When an Irishman told you to take a drink first, there was bad news coming.
He sat down beside her on the lounger. She eased sideways to make room for him.
The stars were out now, and in the pale silvery glow she could see his sharp features and hollow cheeks, his blue eyes and curly hair. She realized in that moment, when he looked so sad, how much he laughed and smiled, even when the sun was broiling or the dust was choking or the gunshots were exploding in the air. He could always smile.
Except now he wasn’t.
He handed her a smallish yellow envelope. “Telegram. ”
“Did you read it?”
“Course not. But it can’t be good news, now, can it?”
Journalists and producers and photojournalists the world over knew about telegrams. It was how your family delivered bad news, even in this satellite phone and Internet age. Her hands were unsteady as she reached for the envelope. Her first thought was, Thank God, when she saw that it had come from Sylvie, but that relief died as she read on.
NINA.
YOUR FATHER HAS HAD A HEART ATTACK.
MEREDITH SAYS IT LOOKS BAD.
SYLVIE.
She looked up at Danny. “It’s my dad. . . . I need to go now—”
“Impossible, love,” he said gently. “The first flight out of here is at six. I’ll get us tickets to Seattle from Johannesburg. Is it best to drive from there?”
“Us?”
“Aye. I want to be there for you, Nina. Is that so terrible?”
She didn’t know how to respond to that, what to say. Relying on people for comfort had never felt natural to her. The last thing she wanted was to give someone the power to hurt her. Self-preservation was the one thing she’d learned from her mother. So she did what she always did at times like these: she reached down for the buttons on his pants. “Take me to bed, Daniel Flynn. Get me through this night. ”

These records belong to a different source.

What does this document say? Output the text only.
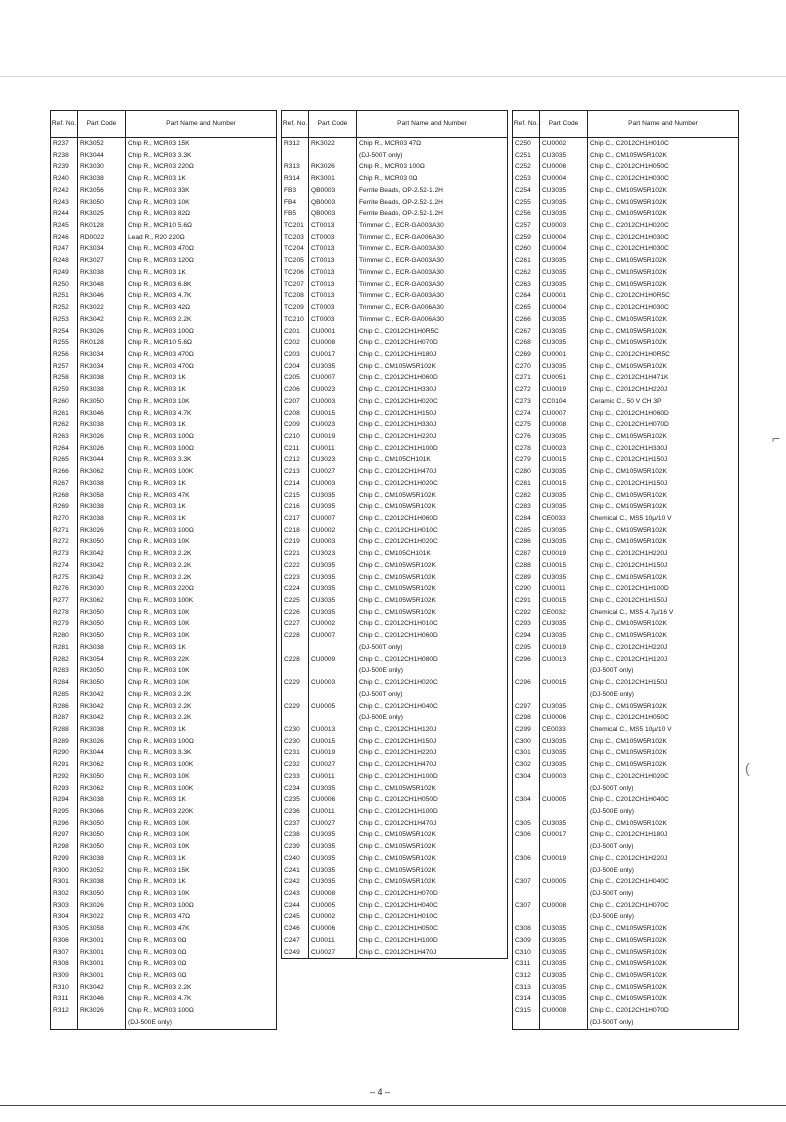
Ref. No.	Part Code	Part Name and Number
R237	RK3052	Chip R., MCR03 15K
R238	RK3044	Chip R., MCR03 3.3K
R239	RK3030	Chip R., MCR03 220Ω
R240	RK3038	Chip R., MCR03 1K
R242	RK3056	Chip R., MCR03 33K
R243	RK3050	Chip R., MCR03 10K
R244	RK3025	Chip R., MCR03 82Ω
R245	RK0128	Chip R., MCR10 5.6Ω
R246	RD0022	Lead R., R20 220Ω
R247	RK3034	Chip R., MCR03 470Ω
R248	RK3027	Chip R., MCR03 120Ω
R249	RK3038	Chip R., MCR03 1K
R250	RK3048	Chip R., MCR03 6.8K
R251	RK3046	Chip R., MCR03 4.7K
R252	RK3022	Chip R., MCR03 42Ω
R253	RK3042	Chip R., MCR03 2.2K
R254	RK3026	Chip R., MCR03 100Ω
R255	RK0128	Chip R., MCR10 5.6Ω
R256	RK3034	Chip R., MCR03 470Ω
R257	RK3034	Chip R., MCR03 470Ω
R258	RK3038	Chip R., MCR03 1K
R259	RK3038	Chip R., MCR03 1K
R260	RK3050	Chip R., MCR03 10K
R261	RK3046	Chip R., MCR03 4.7K
R262	RK3038	Chip R., MCR03 1K
R263	RK3026	Chip R., MCR03 100Ω
R264	RK3026	Chip R., MCR03 100Ω
R265	RK3044	Chip R., MCR03 3.3K
R266	RK3062	Chip R., MCR03 100K
R267	RK3038	Chip R., MCR03 1K
R268	RK3058	Chip R., MCR03 47K
R269	RK3038	Chip R., MCR03 1K
R270	RK3038	Chip R., MCR03 1K
R271	RK3026	Chip R., MCR03 100Ω
R272	RK3050	Chip R., MCR03 10K
R273	RK3042	Chip R., MCR03 2.2K
R274	RK3042	Chip R., MCR03 2.2K
R275	RK3042	Chip R., MCR03 2.2K
R276	RK3030	Chip R., MCR03 220Ω
R277	RK3062	Chip R., MCR03 100K
R278	RK3050	Chip R., MCR03 10K
R279	RK3050	Chip R., MCR03 10K
R280	RK3050	Chip R., MCR03 10K
R281	RK3038	Chip R., MCR03 1K
R282	RK3054	Chip R., MCR03 22K
R283	RK3050	Chip R., MCR03 10K
R284	RK3050	Chip R., MCR03 10K
R285	RK3042	Chip R., MCR03 2.2K
R286	RK3042	Chip R., MCR03 2.2K
R287	RK3042	Chip R., MCR03 2.2K
R288	RK3038	Chip R., MCR03 1K
R289	RK3026	Chip R., MCR03 100Ω
R290	RK3044	Chip R., MCR03 3.3K
R291	RK3062	Chip R., MCR03 100K
R292	RK3050	Chip R., MCR03 10K
R293	RK3062	Chip R., MCR03 100K
R294	RK3038	Chip R., MCR03 1K
R295	RK3066	Chip R., MCR03 220K
R296	RK3050	Chip R., MCR03 10K
R297	RK3050	Chip R., MCR03 10K
R298	RK3050	Chip R., MCR03 10K
R299	RK3038	Chip R., MCR03 1K
R300	RK3052	Chip R., MCR03 15K
R301	RK3038	Chip R., MCR03 1K
R302	RK3050	Chip R., MCR03 10K
R303	RK3026	Chip R., MCR03 100Ω
R304	RK3022	Chip R., MCR03 47Ω
R305	RK3058	Chip R., MCR03 47K
R306	RK3001	Chip R., MCR03 0Ω
R307	RK3001	Chip R., MCR03 0Ω
R308	RK3001	Chip R., MCR03 0Ω
R309	RK3001	Chip R., MCR03 0Ω
R310	RK3042	Chip R., MCR03 2.2K
R311	RK3046	Chip R., MCR03 4.7K
R312	RK3026	Chip R., MCR03 100Ω
		(DJ-500E only)

Ref. No.	Part Code	Part Name and Number
R312	RK3022	Chip R., MCR03 47Ω
		(DJ-500T only)
R313	RK3026	Chip R., MCR03 100Ω
R314	RK3001	Chip R., MCR03 0Ω

FB3	QB0003	Ferrite Beads, OP-2.52-1.2H
FB4	QB0003	Ferrite Beads, OP-2.52-1.2H
FB5	QB0003	Ferrite Beads, OP-2.52-1.2H

TC201	CT0013	Trimmer C., ECR-GA003A30
TC203	CT0003	Trimmer C., ECR-GA006A30
TC204	CT0013	Trimmer C., ECR-GA003A30
TC205	CT0013	Trimmer C., ECR-GA003A30
TC206	CT0013	Trimmer C., ECR-GA003A30
TC207	CT0013	Trimmer C., ECR-GA003A30
TC208	CT0013	Trimmer C., ECR-GA003A30
TC209	CT0003	Trimmer C., ECR-GA006A30
TC210	CT0003	Trimmer C., ECR-GA006A30

C201	CU0001	Chip C., C2012CH1H0R5C
C202	CU0008	Chip C., C2012CH1H070D
C203	CU0017	Chip C., C2012CH1H180J
C204	CU3035	Chip C., CM105W5R102K
C205	CU0007	Chip C., C2012CH1H060D
C206	CU0023	Chip C., C2012CH1H330J
C207	CU0003	Chip C., C2012CH1H020C
C208	CU0015	Chip C., C2012CH1H150J
C209	CU0023	Chip C., C2012CH1H330J
C210	CU0019	Chip C., C2012CH1H220J
C211	CU0011	Chip C., C2012CH1H100D
C212	CU3023	Chip C., CM105CH101K
C213	CU0027	Chip C., C2012CH1H470J
C214	CU0003	Chip C., C2012CH1H020C
C215	CU3035	Chip C., CM105W5R102K
C216	CU3035	Chip C., CM105W5R102K
C217	CU0007	Chip C., C2012CH1H060D
C218	CU0002	Chip C., C2012CH1H010C
C219	CU0003	Chip C., C2012CH1H020C
C221	CU3023	Chip C., CM105CH101K
C222	CU3035	Chip C., CM105W5R102K
C223	CU3035	Chip C., CM105W5R102K
C224	CU3035	Chip C., CM105W5R102K
C225	CU3035	Chip C., CM105W5R102K
C226	CU3035	Chip C., CM105W5R102K
C227	CU0002	Chip C., C2012CH1H010C
C228	CU0007	Chip C., C2012CH1H060D
		(DJ-500T only)
C228	CU0009	Chip C., C2012CH1H080D
		(DJ-500E only)
C229	CU0003	Chip C., C2012CH1H020C
		(DJ-500T only)
C229	CU0005	Chip C., C2012CH1H040C
		(DJ-500E only)
C230	CU0013	Chip C., C2012CH1H120J
C230	CU0015	Chip C., C2012CH1H150J
C231	CU0019	Chip C., C2012CH1H220J
C232	CU0027	Chip C., C2012CH1H470J
C233	CU0011	Chip C., C2012CH1H100D
C234	CU3035	Chip C., CM105W5R102K
C235	CU0006	Chip C., C2012CH1H050D
C236	CU0011	Chip C., C2012CH1H100D
C237	CU0027	Chip C., C2012CH1H470J
C238	CU3035	Chip C., CM105W5R102K
C239	CU3035	Chip C., CM105W5R102K
C240	CU3035	Chip C., CM105W5R102K
C241	CU3035	Chip C., CM105W5R102K
C242	CU3035	Chip C., CM105W5R102K
C243	CU0008	Chip C., C2012CH1H070D
C244	CU0005	Chip C., C2012CH1H040C
C245	CU0002	Chip C., C2012CH1H010C
C246	CU0006	Chip C., C2012CH1H050C
C247	CU0011	Chip C., C2012CH1H100D
C249	CU0027	Chip C., C2012CH1H470J
Ref. No.	Part Code	Part Name and Number
C250	CU0002	Chip C., C2012CH1H010C
C251	CU3035	Chip C., CM105W5R102K
C252	CU0006	Chip C., C2012CH1H050C
C253	CU0004	Chip C., C2012CH1H030C
C254	CU3035	Chip C., CM105W5R102K
C255	CU3035	Chip C., CM105W5R102K
C256	CU3035	Chip C., CM105W5R102K
C257	CU0003	Chip C., C2012CH1H020C
C259	CU0004	Chip C., C2012CH1H030C
C260	CU0004	Chip C., C2012CH1H030C
C261	CU3035	Chip C., CM105W5R102K
C262	CU3035	Chip C., CM105W5R102K
C263	CU3035	Chip C., CM105W5R102K
C264	CU0001	Chip C., C2012CH1H0R5C
C265	CU0004	Chip C., C2012CH1H030C
C266	CU3035	Chip C., CM105W5R102K
C267	CU3035	Chip C., CM105W5R102K
C268	CU3035	Chip C., CM105W5R102K
C269	CU0001	Chip C., C2012CH1H0R5C
C270	CU3035	Chip C., CM105W5R102K
C271	CU0051	Chip C., C2012CH1H471K
C272	CU0019	Chip C., C2012CH1H220J
C273	CC0104	Ceramic C., 50 V CH 3P
C274	CU0007	Chip C., C2012CH1H060D
C275	CU0008	Chip C., C2012CH1H070D
C276	CU3035	Chip C., CM105W5R102K
C278	CU0023	Chip C., C2012CH1H330J
C279	CU0015	Chip C., C2012CH1H150J
C280	CU3035	Chip C., CM105W5R102K
C281	CU0015	Chip C., C2012CH1H150J
C282	CU3035	Chip C., CM105W5R102K
C283	CU3035	Chip C., CM105W5R102K
C284	CE0033	Chemical C., MS5 10μ/10 V
C285	CU3035	Chip C., CM105W5R102K
C286	CU3035	Chip C., CM105W5R102K
C287	CU0019	Chip C., C2012CH1H220J
C288	CU0015	Chip C., C2012CH1H150J
C289	CU3035	Chip C., CM105W5R102K
C290	CU0011	Chip C., C2012CH1H100D
C291	CU0015	Chip C., C2012CH1H150J
C292	CE0032	Chemical C., MS5 4.7μ/16 V
C293	CU3035	Chip C., CM105W5R102K
C294	CU3035	Chip C., CM105W5R102K
C295	CU0019	Chip C., C2012CH1H220J
C296	CU0013	Chip C., C2012CH1H120J
		(DJ-500T only)
C296	CU0015	Chip C., C2012CH1H150J
		(DJ-500E only)
C297	CU3035	Chip C., CM105W5R102K
C298	CU0006	Chip C., C2012CH1H050C
C299	CE0033	Chemical C., MS5 10μ/10 V
C300	CU3035	Chip C., CM105W5R102K
C301	CU3035	Chip C., CM105W5R102K
C302	CU3035	Chip C., CM105W5R102K
C304	CU0003	Chip C., C2012CH1H020C
		(DJ-500T only)
C304	CU0005	Chip C., C2012CH1H040C
		(DJ-500E only)
C305	CU3035	Chip C., CM105W5R102K
C306	CU0017	Chip C., C2012CH1H180J
		(DJ-500T only)
C306	CU0019	Chip C., C2012CH1H220J
		(DJ-500E only)
C307	CU0005	Chip C., C2012CH1H040C
		(DJ-500T only)
C307	CU0008	Chip C., C2012CH1H070C
		(DJ-500E only)
C308	CU3035	Chip C., CM105W5R102K
C309	CU3035	Chip C., CM105W5R102K
C310	CU3035	Chip C., CM105W5R102K
C311	CU3035	Chip C., CM105W5R102K
C312	CU3035	Chip C., CM105W5R102K
C313	CU3035	Chip C., CM105W5R102K
C314	CU3035	Chip C., CM105W5R102K
C315	CU0008	Chip C., C2012CH1H070D
		(DJ-500T only)

– 4 –
⌐
(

Interminable was the word that came to mind to describe the wait, but that only made Meredith think terminal, which made her think death, which brought up all the emotions she was trying to suppress. Her usual coping mechanism—keeping busy—wasn’t working for her now, and she’d tried. She’d buried herself in insurance information, researched heart attacks and survival, and come up with a list of the best cardiologists in the country. The second she put her pen down or looked away from the screen, her grief came rushing back. Tears were a constant pressure behind her eyes. So far, though, she’d kept them from falling. Crying would be its own defeat and she refused to give up.